She was sitting with this note in her hand when shuffling footsteps sounded in the corridor; either Wade’s cashier or the messenger, she supposed. The door-knob turned, a husky voice asking, “Want a drink?” as the door opened.
Cora was not surprised—she knew Vilas’s office was across the hall from that in which she waited—but she was frightened.
Ray stood blinking at her.
“What are you doing here?” he asked, at last.
It is probable that he got the truth out of her, perhaps all of it. That will remain a matter of doubt; Cora’s evidence, if she gave it, not being wholly trustworthy in cases touching herself. But she felt no need of mentioning to any one that she had seen her former lover that day.
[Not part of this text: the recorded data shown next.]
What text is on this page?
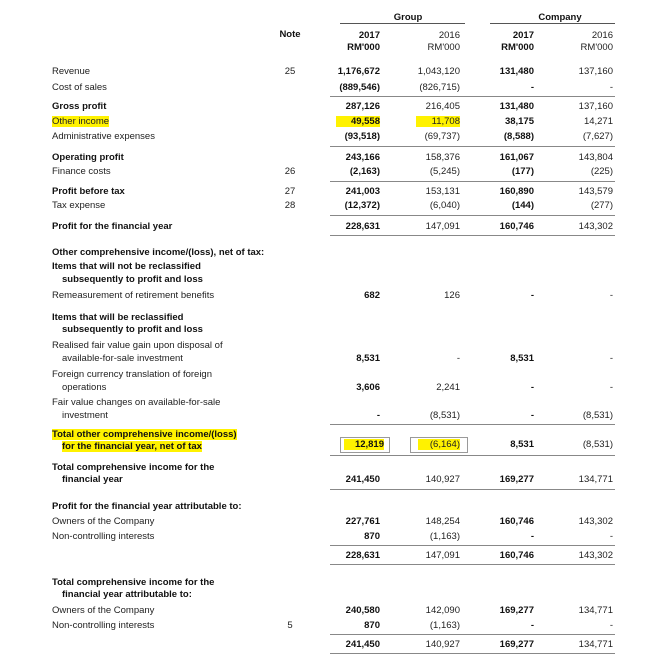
Note
Group	Company
2017	2016	2017	2016
RM'000	RM'000	RM'000	RM'000
Revenue	25	1,176,672	1,043,120	131,480	137,160
Cost of sales	(889,546)	(826,715)	-	-
Gross profit	287,126	216,405	131,480	137,160
Other income	49,558	11,708	38,175	14,271
Administrative expenses	(93,518)	(69,737)	(8,588)	(7,627)
Operating profit	243,166	158,376	161,067	143,804
Finance costs	26	(2,163)	(5,245)	(177)	(225)
Profit before tax	27	241,003	153,131	160,890	143,579
Tax expense	28	(12,372)	(6,040)	(144)	(277)
Profit for the financial year	228,631	147,091	160,746	143,302
Other comprehensive income/(loss), net of tax:
Items that will not be reclassified
subsequently to profit and loss
Remeasurement of retirement benefits	682	126	-	-
Items that will be reclassified
subsequently to profit and loss
Realised fair value gain upon disposal of
available-for-sale investment	8,531	-	8,531	-
Foreign currency translation of foreign
operations	3,606	2,241	-	-
Fair value changes on available-for-sale
investment	-	(8,531)	-	(8,531)
Total other comprehensive income/(loss)
for the financial year, net of tax	12,819	(6,164)	8,531	(8,531)
Total comprehensive income for the
financial year	241,450	140,927	169,277	134,771
Profit for the financial year attributable to:
Owners of the Company	227,761	148,254	160,746	143,302
Non-controlling interests	870	(1,163)	-	-
228,631	147,091	160,746	143,302
Total comprehensive income for the
financial year attributable to:
Owners of the Company	240,580	142,090	169,277	134,771
Non-controlling interests	5	870	(1,163)	-	-
241,450	140,927	169,277	134,771
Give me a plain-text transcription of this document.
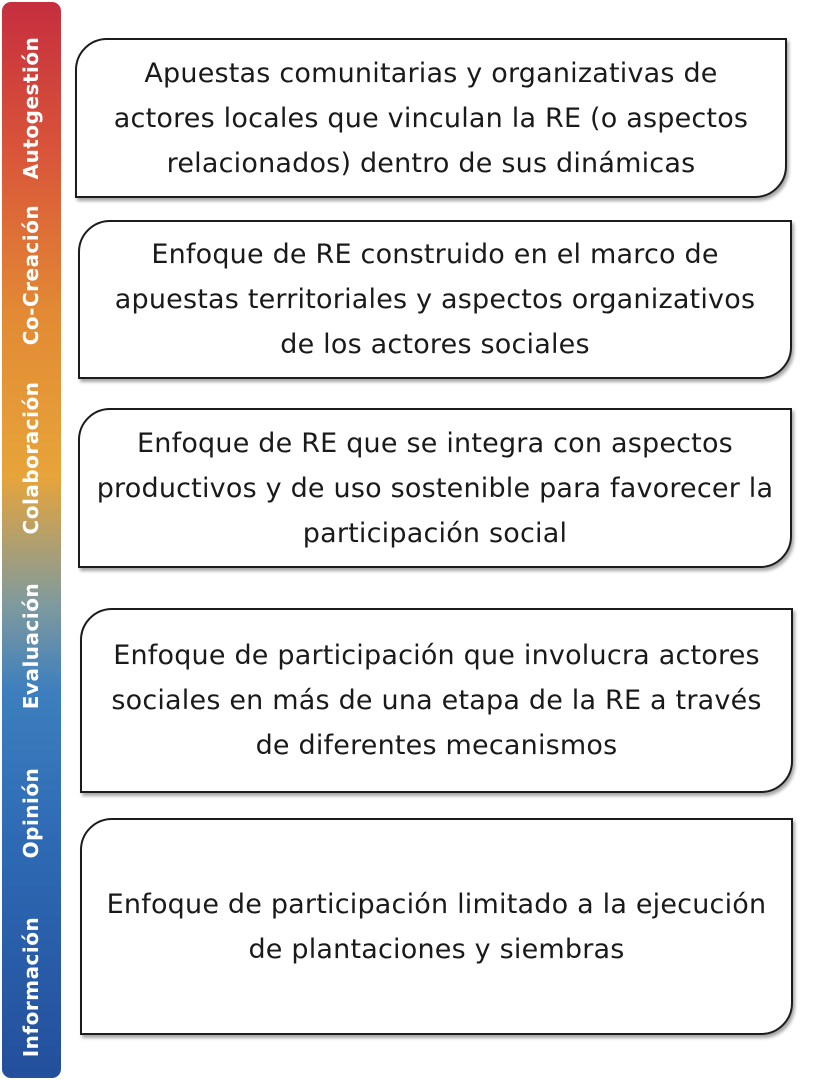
Autogestión
Co-Creación
Colaboración
Evaluación
Opinión
Información
Apuestas comunitarias y organizativas de actores locales que vinculan la RE (o aspectos relacionados) dentro de sus dinámicas
Enfoque de RE construido en el marco de apuestas territoriales y aspectos organizativos de los actores sociales
Enfoque de RE que se integra con aspectos productivos y de uso sostenible para favorecer la participación social
Enfoque de participación que involucra actores sociales en más de una etapa de la RE a través de diferentes mecanismos
Enfoque de participación limitado a la ejecución de plantaciones y siembras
He had gone before the return of Enfield, Mr. Trumble’s assistant, who was a little later than usual, it happened; and the extreme nervousness and preoccupation exhibited by Cora in telling Enfield of his employer’s new plans were attributed by the cashier to the natural agitation of a lady about to wed in a somewhat unusual (though sensible) manner.
It is the more probable that she told Ray the whole truth, because he already knew something of Corliss’s record abroad. On the dusty desk in Ray’s own office lay a letter, received that morning from the American Consul at Naples, which was luminous upon that subject, and upon the probabilities of financial returns for the investment of a thousand dollars in the alleged oil-fields of Basilicata.
In addition, Cora had always found it very difficult to deceive Vilas: he had an almost perfect understanding of a part of her nature; she could never far mislead him about herself. With her, he was intuitive and jumped to strange, inconsistent, true conclusions, as women do. He had the art of reading her face, her gestures; he had learned to listen to the tone of her voice more than to what she said. In his cups, too, he had fitful but almost demoniac inspirations for hidden truth.
And, remembering that Cora always “got even,” it remains finally to wonder if she might not have told him everything at the instance of some shadowy impulse in that direction. There may have been a luxury in whatever confession she made; perhaps it was not entirely forced from her, and heaven knows how she may have coloured it. There was an elusive, quiet satisfaction somewhere in her subsequent expression; it lurked deep under the surface of the excitement with which she talked to Enfield of her imminent marital abduction of his small boss.